Thursday, August 19, 2004
Calgary's News & Entertainment Weekly
FFWD Weekly
FILM
by Brad E. Simkulet
Crime against humanity
Paramount Pictures violates UN charter on human rights with Without a Paddle
Review
WITHOUT A PADDLE
Starring Seth Green, Matthew Lillard and Dax Shepard
Directed by Steven Brill
Opens Friday, August 20
Check listings

The annual, late summer blitzkrieg of crappy movies, which studios hope we’ll forgive and forget, has blown into the theatres with a vengeance. Without a Paddle is the latest in an ongoing string of crimes against humanity being perpetrated by director Steven Brill.

Little Nicky, Heavyweights and Mr. Deeds weren’t an evil enough attack on the collective North American psyche for Brill. Now he brings us the inhuman torture of Seth Green and Matthew Lillard as a pair of lifelong friends, Dr. Mott and Jerry, on a treasure hunt for D.B. Cooper’s stolen cash with their buddy Tom (Dax Shepard).

Collaborating with the twisted minds of the infamous and much feared screenwriting team of Fred Wolf, Harris Goldberg, Tom Nursall, Jay Leggett and Mitch Rouse, Brill torments his captive audience with an incomprehensible mix of stoner Cheech and Chong humour, "chick flick" sap, and Moral Majority preachiness that would shame even Jerry Falwell.

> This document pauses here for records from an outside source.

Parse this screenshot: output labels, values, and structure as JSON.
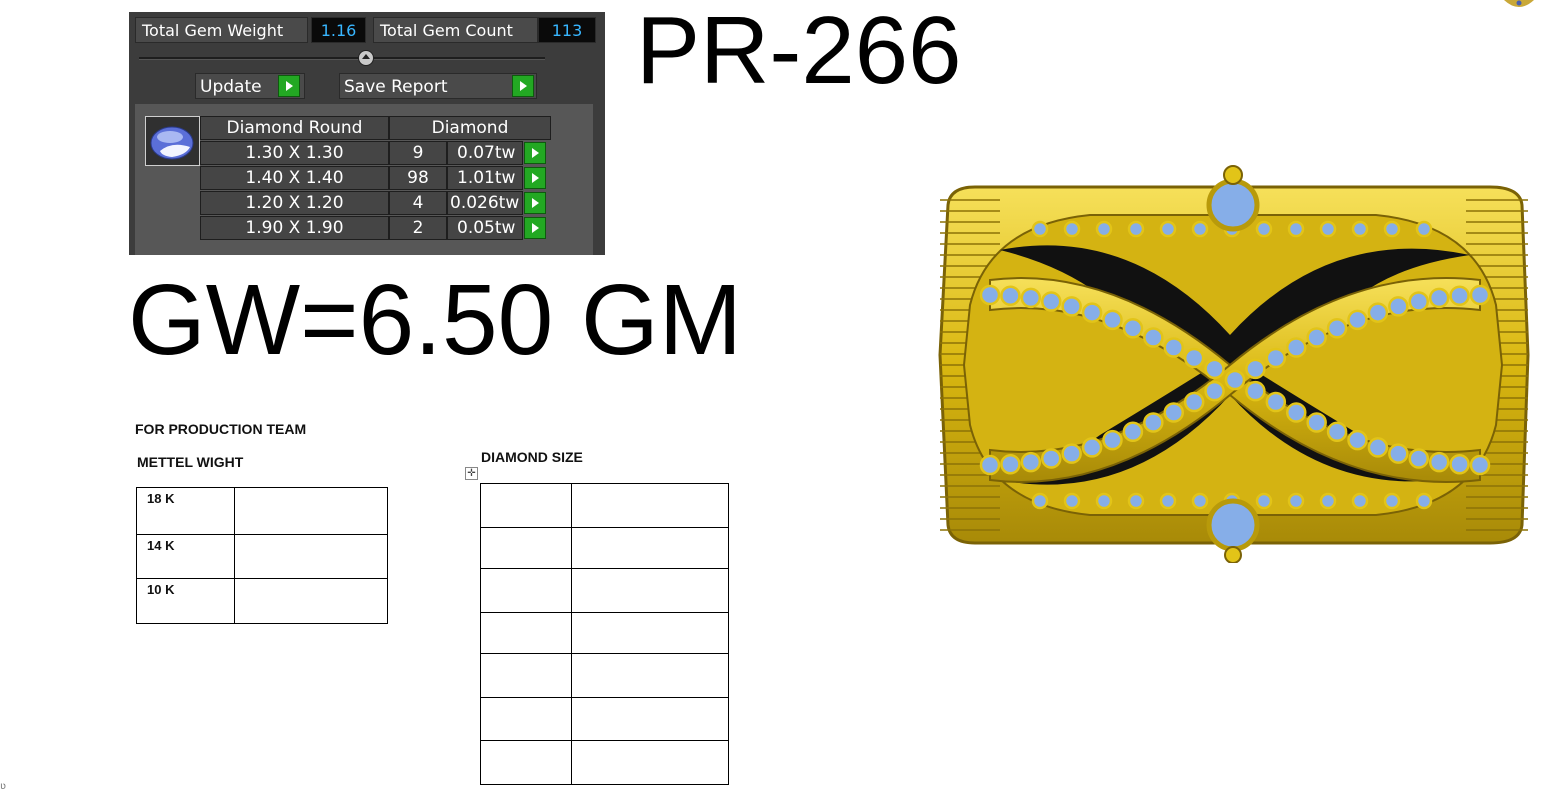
{
  "gem_panel": {
    "total_gem_weight_label": "Total Gem Weight",
    "total_gem_weight_value": "1.16",
    "total_gem_count_label": "Total Gem Count",
    "total_gem_count_value": "113",
    "update_label": "Update",
    "save_report_label": "Save Report",
    "gem_shape_header": "Diamond Round",
    "gem_type_header": "Diamond",
    "rows": [
      {
        "size": "1.30 X 1.30",
        "count": "9",
        "weight": "0.07tw"
      },
      {
        "size": "1.40 X 1.40",
        "count": "98",
        "weight": "1.01tw"
      },
      {
        "size": "1.20 X 1.20",
        "count": "4",
        "weight": "0.026tw"
      },
      {
        "size": "1.90 X 1.90",
        "count": "2",
        "weight": "0.05tw"
      }
    ],
    "icons": {
      "gem": "round-diamond-icon",
      "go": "play-arrow-icon",
      "slider": "slider-knob-icon"
    }
  },
  "part_number": "PR-266",
  "gross_weight": "GW=6.50 GM",
  "production": {
    "team_heading": "FOR PRODUCTION TEAM",
    "metal_heading": "METTEL WIGHT",
    "metals": [
      "18 K",
      "14 K",
      "10 K"
    ],
    "diamond_heading": "DIAMOND SIZE"
  },
  "colors": {
    "gold": "#e2c418",
    "stone": "#86aee8",
    "panel": "#3c3c3c",
    "accent_value": "#38b6ff",
    "go_green": "#23a823"
  }
}
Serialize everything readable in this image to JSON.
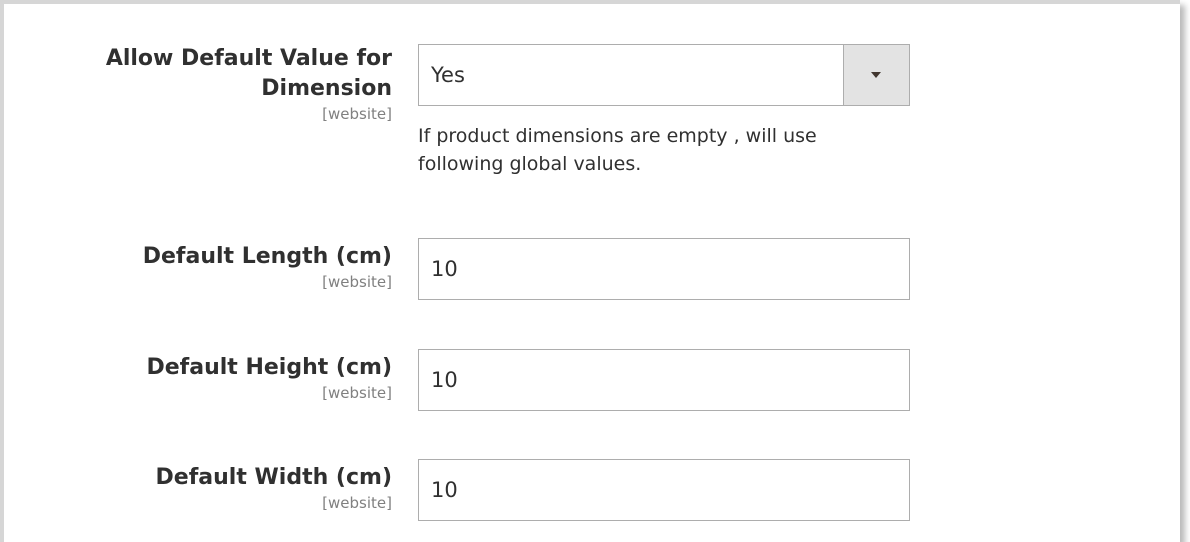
{
  "fields": {
    "allow_default": {
      "label_line1": "Allow Default Value for",
      "label_line2": "Dimension",
      "scope": "[website]",
      "value": "Yes",
      "note_line1": "If product dimensions are empty , will use",
      "note_line2": "following global values."
    },
    "length": {
      "label": "Default Length (cm)",
      "scope": "[website]",
      "value": "10"
    },
    "height": {
      "label": "Default Height (cm)",
      "scope": "[website]",
      "value": "10"
    },
    "width": {
      "label": "Default Width (cm)",
      "scope": "[website]",
      "value": "10"
    }
  },
  "icons": {
    "select_arrow": "chevron-down-icon"
  },
  "colors": {
    "text": "#303030",
    "scope": "#808080",
    "border": "#adadad",
    "arrow_bg": "#e3e3e3"
  }
}
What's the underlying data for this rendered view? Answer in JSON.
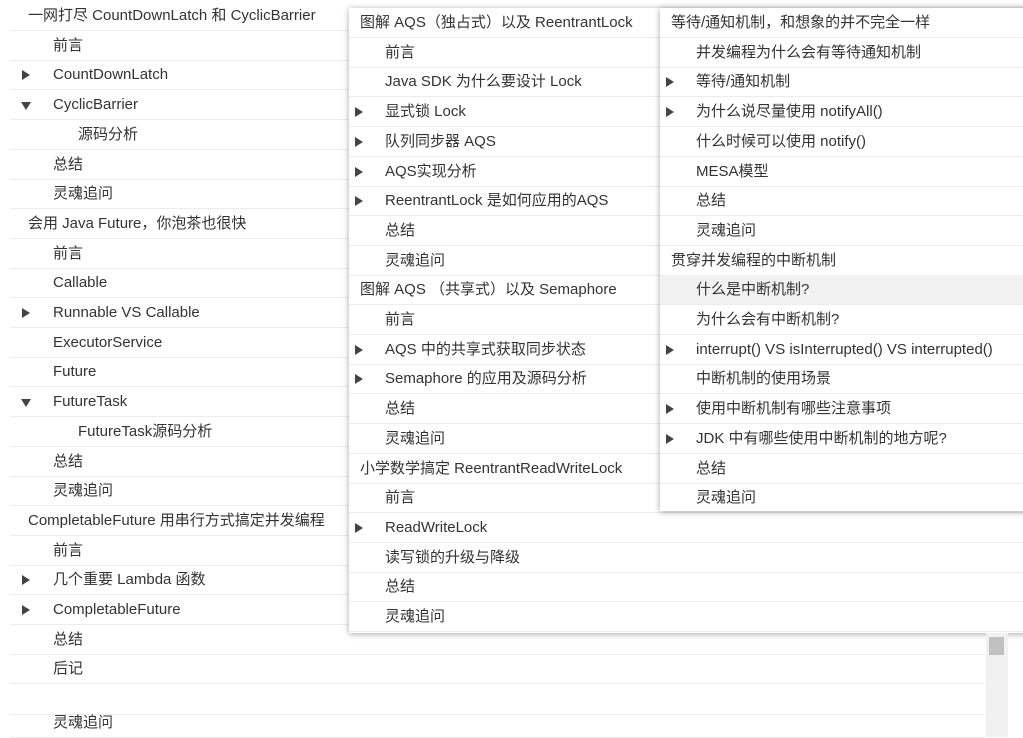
{
  "background_tree": [
    {
      "label": "一网打尽 CountDownLatch 和 CyclicBarrier",
      "level": 0
    },
    {
      "label": "前言",
      "level": 1
    },
    {
      "label": "CountDownLatch",
      "level": 1,
      "arrow": "collapsed"
    },
    {
      "label": "CyclicBarrier",
      "level": 1,
      "arrow": "expanded"
    },
    {
      "label": "源码分析",
      "level": 2
    },
    {
      "label": "总结",
      "level": 1
    },
    {
      "label": "灵魂追问",
      "level": 1
    },
    {
      "label": "会用 Java Future，你泡茶也很快",
      "level": 0
    },
    {
      "label": "前言",
      "level": 1
    },
    {
      "label": "Callable",
      "level": 1
    },
    {
      "label": "Runnable VS Callable",
      "level": 1,
      "arrow": "collapsed"
    },
    {
      "label": "ExecutorService",
      "level": 1
    },
    {
      "label": "Future",
      "level": 1
    },
    {
      "label": "FutureTask",
      "level": 1,
      "arrow": "expanded"
    },
    {
      "label": "FutureTask源码分析",
      "level": 2
    },
    {
      "label": "总结",
      "level": 1
    },
    {
      "label": "灵魂追问",
      "level": 1
    },
    {
      "label": "CompletableFuture 用串行方式搞定并发编程",
      "level": 0
    },
    {
      "label": "前言",
      "level": 1
    },
    {
      "label": "几个重要 Lambda 函数",
      "level": 1,
      "arrow": "collapsed"
    },
    {
      "label": "CompletableFuture",
      "level": 1,
      "arrow": "collapsed"
    },
    {
      "label": "总结",
      "level": 1
    },
    {
      "label": "后记",
      "level": 1
    },
    {
      "label": "",
      "level": 1
    },
    {
      "label": "灵魂追问",
      "level": 1
    }
  ],
  "middle_panel": [
    {
      "label": "图解 AQS（独占式）以及 ReentrantLock",
      "level": 0
    },
    {
      "label": "前言",
      "level": 1
    },
    {
      "label": "Java SDK 为什么要设计 Lock",
      "level": 1
    },
    {
      "label": "显式锁 Lock",
      "level": 1,
      "arrow": "collapsed"
    },
    {
      "label": "队列同步器 AQS",
      "level": 1,
      "arrow": "collapsed"
    },
    {
      "label": "AQS实现分析",
      "level": 1,
      "arrow": "collapsed"
    },
    {
      "label": "ReentrantLock 是如何应用的AQS",
      "level": 1,
      "arrow": "collapsed"
    },
    {
      "label": "总结",
      "level": 1
    },
    {
      "label": "灵魂追问",
      "level": 1
    },
    {
      "label": "图解 AQS （共享式）以及 Semaphore",
      "level": 0
    },
    {
      "label": "前言",
      "level": 1
    },
    {
      "label": "AQS 中的共享式获取同步状态",
      "level": 1,
      "arrow": "collapsed"
    },
    {
      "label": "Semaphore 的应用及源码分析",
      "level": 1,
      "arrow": "collapsed"
    },
    {
      "label": "总结",
      "level": 1
    },
    {
      "label": "灵魂追问",
      "level": 1
    },
    {
      "label": "小学数学搞定 ReentrantReadWriteLock",
      "level": 0
    },
    {
      "label": "前言",
      "level": 1
    },
    {
      "label": "ReadWriteLock",
      "level": 1,
      "arrow": "collapsed"
    },
    {
      "label": "读写锁的升级与降级",
      "level": 1
    },
    {
      "label": "总结",
      "level": 1
    },
    {
      "label": "灵魂追问",
      "level": 1
    }
  ],
  "right_panel": [
    {
      "label": "等待/通知机制，和想象的并不完全一样",
      "level": 0
    },
    {
      "label": "并发编程为什么会有等待通知机制",
      "level": 1
    },
    {
      "label": "等待/通知机制",
      "level": 1,
      "arrow": "collapsed"
    },
    {
      "label": "为什么说尽量使用 notifyAll()",
      "level": 1,
      "arrow": "collapsed"
    },
    {
      "label": "什么时候可以使用 notify()",
      "level": 1
    },
    {
      "label": "MESA模型",
      "level": 1
    },
    {
      "label": "总结",
      "level": 1
    },
    {
      "label": "灵魂追问",
      "level": 1
    },
    {
      "label": "贯穿并发编程的中断机制",
      "level": 0
    },
    {
      "label": "什么是中断机制?",
      "level": 1,
      "highlighted": true
    },
    {
      "label": "为什么会有中断机制?",
      "level": 1
    },
    {
      "label": "interrupt() VS isInterrupted() VS interrupted()",
      "level": 1,
      "arrow": "collapsed"
    },
    {
      "label": "中断机制的使用场景",
      "level": 1
    },
    {
      "label": "使用中断机制有哪些注意事项",
      "level": 1,
      "arrow": "collapsed"
    },
    {
      "label": "JDK 中有哪些使用中断机制的地方呢?",
      "level": 1,
      "arrow": "collapsed"
    },
    {
      "label": "总结",
      "level": 1
    },
    {
      "label": "灵魂追问",
      "level": 1
    }
  ]
}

But, like all masters in the art of agony, Without a Paddle’s evil creators compound their criminality. Heretical bastardizations of Indiana Jones, Star Wars and Deliverance abound, manipulating the emotions of thirtysomething boys in an attempt to make them impotent with the overwhelming force of nostalgia and cuteness. Moreover, these crimes ride a message of conformity that would make Tyler Durden rage against the machine – if only he could escape from the clouded minds of a generation of men raised by women.

And if these human rights violations aren’t enough to have Brill convicted in the Hague, there are always the specific crimes he commits against his big-screen captives. Abraham Benrubi suffers the indignity of being bombed with the fecal matter of two lovely, albeit hairy, tree huggers; Rachel Blanchard is forced to smile while wearing a pair of fur stockings; Bart the Bear has to pretend the insufferable Seth Green is his cub; and Burt Reynolds is unmercifully pushed into an awful Dan Haggerty impersonation, picking up where Grizzly Adams left off all those years ago.

Secretary General Kofi Annan needs to call for a World Court investigation into Paramount Pictures’ malicious abuse of defenceless audience members. Perhaps then Brill can be brought to justice and his unchecked spite toward all things sacred will come to an end.